6 - Forma de divulgar resultados de experimentos - Geralmente se diz que 2 pessoas em 1000 vão morrer de cancer do tipo X. Isso coloca nas pessoas um medo muito maior do que se dizer que 998 em 1000 não vão morrer do cancer X. Embora as duas formas dizem a mesma coisa geralmente se escolhe a forma que coloca mais medo na população, o que pode incentivar as pessoas a se submeterem a exames que podem trazer mais prejuízo do que benefício.
Geralmente de diz que o procedimento X reduz a mortalidade em 30% ao invés de se dizer que o procedimento reduz a mortalidade de 3 pessoas em 1000 para 2 pessoas em 1000. Os 30% dão idéia de um efeito muito maior do que o real. Pode ser que o procedimento mata 2 pessoas em 1000 enquanto salva uma.
Isso tudo não quer dizer que screening test é ruim, claro que não, ou pelo menos nem sempre. Mas que ele em geral não é inofensivo e precisamos ter informações para decidir se vamos passar pelo teste ao não. A decisão deveria ser nossa, com base em informações confiáveis.

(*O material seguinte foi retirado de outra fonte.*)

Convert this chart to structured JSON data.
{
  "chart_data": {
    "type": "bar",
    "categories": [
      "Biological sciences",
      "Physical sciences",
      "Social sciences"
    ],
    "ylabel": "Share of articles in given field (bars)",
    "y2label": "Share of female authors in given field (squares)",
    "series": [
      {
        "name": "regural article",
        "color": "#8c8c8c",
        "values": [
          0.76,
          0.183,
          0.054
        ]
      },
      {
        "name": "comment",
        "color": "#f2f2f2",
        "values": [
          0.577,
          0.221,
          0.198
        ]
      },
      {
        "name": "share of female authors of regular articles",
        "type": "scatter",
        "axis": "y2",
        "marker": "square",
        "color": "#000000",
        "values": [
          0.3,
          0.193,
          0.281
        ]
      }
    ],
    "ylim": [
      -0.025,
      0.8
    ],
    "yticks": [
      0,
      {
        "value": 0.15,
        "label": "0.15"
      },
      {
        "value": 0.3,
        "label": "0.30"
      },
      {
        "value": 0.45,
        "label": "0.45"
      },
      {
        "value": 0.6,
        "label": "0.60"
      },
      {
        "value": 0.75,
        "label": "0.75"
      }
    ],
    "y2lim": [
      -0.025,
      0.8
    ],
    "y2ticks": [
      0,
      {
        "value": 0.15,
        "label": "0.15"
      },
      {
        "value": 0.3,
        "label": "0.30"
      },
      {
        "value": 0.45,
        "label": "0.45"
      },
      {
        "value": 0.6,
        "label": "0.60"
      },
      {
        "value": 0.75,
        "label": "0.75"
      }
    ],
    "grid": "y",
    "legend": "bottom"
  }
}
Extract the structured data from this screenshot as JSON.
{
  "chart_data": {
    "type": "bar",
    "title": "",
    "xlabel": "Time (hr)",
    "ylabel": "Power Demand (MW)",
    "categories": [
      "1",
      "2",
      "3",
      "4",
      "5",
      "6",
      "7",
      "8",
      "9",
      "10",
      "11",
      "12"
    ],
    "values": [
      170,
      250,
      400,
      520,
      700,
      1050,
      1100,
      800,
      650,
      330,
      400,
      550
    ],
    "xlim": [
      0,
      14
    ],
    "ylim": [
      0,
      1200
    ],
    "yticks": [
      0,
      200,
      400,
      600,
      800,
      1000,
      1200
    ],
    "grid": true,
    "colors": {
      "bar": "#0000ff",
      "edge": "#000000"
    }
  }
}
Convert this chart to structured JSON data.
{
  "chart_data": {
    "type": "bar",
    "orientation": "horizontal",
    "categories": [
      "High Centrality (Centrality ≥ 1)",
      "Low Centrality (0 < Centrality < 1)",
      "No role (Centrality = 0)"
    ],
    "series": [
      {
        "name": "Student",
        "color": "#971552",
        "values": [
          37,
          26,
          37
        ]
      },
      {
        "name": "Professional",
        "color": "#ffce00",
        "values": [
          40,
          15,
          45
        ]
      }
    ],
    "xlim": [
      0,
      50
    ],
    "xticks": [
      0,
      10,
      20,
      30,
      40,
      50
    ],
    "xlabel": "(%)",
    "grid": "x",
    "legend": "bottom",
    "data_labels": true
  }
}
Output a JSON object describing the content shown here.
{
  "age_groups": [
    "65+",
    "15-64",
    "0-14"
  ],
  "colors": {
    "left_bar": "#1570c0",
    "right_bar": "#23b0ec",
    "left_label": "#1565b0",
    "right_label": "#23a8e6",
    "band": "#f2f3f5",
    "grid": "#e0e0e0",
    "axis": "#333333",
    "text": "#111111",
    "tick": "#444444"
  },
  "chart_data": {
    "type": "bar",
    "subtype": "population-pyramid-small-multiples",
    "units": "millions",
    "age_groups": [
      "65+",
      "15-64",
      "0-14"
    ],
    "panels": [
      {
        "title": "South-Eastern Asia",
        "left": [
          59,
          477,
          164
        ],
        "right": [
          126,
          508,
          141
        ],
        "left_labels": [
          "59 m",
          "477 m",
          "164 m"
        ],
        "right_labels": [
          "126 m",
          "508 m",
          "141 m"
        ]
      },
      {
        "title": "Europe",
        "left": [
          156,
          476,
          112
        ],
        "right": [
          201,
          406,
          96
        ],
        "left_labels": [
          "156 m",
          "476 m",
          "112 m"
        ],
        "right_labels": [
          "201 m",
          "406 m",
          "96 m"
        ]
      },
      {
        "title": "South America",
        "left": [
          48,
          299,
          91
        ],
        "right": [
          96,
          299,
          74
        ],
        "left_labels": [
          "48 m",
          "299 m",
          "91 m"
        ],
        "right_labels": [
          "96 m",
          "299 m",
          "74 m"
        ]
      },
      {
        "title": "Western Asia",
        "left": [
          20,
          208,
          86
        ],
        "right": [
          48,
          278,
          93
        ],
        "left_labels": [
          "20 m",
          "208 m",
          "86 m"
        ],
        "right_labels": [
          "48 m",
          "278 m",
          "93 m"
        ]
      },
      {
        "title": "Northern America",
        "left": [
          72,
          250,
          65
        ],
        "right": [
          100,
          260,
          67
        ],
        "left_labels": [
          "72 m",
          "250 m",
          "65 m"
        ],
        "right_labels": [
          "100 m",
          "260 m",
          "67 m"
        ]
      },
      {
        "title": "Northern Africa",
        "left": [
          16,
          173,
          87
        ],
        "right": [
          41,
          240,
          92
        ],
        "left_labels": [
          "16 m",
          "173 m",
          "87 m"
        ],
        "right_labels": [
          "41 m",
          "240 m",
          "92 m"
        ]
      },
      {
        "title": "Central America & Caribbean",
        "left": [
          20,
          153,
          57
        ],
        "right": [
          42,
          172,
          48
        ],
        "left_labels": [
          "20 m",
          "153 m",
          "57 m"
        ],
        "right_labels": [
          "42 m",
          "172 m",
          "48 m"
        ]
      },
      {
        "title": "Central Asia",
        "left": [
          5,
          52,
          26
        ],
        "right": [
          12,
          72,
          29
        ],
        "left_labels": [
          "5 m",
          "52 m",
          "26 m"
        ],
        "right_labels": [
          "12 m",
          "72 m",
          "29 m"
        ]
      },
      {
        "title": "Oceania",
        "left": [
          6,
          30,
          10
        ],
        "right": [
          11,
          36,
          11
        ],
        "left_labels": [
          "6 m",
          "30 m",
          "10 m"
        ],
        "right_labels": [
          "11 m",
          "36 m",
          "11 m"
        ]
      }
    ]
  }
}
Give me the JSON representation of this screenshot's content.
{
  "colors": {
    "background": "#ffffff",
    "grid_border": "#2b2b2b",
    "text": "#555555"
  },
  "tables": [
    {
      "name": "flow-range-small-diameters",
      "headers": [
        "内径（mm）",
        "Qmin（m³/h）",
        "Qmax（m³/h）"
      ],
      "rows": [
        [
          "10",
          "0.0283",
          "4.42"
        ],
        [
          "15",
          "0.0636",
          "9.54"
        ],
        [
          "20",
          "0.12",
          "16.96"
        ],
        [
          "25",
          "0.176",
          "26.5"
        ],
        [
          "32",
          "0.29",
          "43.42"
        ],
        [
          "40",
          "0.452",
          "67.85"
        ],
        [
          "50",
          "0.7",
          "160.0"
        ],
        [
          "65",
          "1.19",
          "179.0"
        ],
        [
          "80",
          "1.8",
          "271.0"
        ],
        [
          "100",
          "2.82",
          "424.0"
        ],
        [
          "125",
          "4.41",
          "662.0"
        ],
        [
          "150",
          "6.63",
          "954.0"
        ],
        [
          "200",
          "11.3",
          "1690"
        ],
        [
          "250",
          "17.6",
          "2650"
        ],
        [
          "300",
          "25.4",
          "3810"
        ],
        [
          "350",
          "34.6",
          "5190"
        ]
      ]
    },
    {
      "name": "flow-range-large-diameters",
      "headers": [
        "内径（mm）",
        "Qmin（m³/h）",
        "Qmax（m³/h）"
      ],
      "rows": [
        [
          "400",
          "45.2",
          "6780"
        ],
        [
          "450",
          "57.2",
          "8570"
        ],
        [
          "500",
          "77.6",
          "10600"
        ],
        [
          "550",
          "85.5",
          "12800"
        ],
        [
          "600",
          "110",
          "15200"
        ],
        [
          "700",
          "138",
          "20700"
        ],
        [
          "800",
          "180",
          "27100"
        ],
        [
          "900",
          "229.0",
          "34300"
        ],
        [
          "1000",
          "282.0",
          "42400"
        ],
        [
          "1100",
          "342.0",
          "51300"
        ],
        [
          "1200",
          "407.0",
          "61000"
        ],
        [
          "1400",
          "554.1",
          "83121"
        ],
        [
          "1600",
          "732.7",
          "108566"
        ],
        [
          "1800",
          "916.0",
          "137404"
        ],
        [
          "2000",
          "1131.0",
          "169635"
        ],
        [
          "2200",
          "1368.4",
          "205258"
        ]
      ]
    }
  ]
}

Eles disseram que a gente deveria sempre perguntar ao nosso médico se o teste tem experimento clínico aleatorizado quando o médico pede para a gente fazer esses testes. O entendimento da população sobre um assunto importante como esse é muito pequeno, ou nulo, ou, pior, errado. Errado no sentido de as vezes endeusar os testes quando eles tem os seus problemas, não raro, muitos e sérios problemas.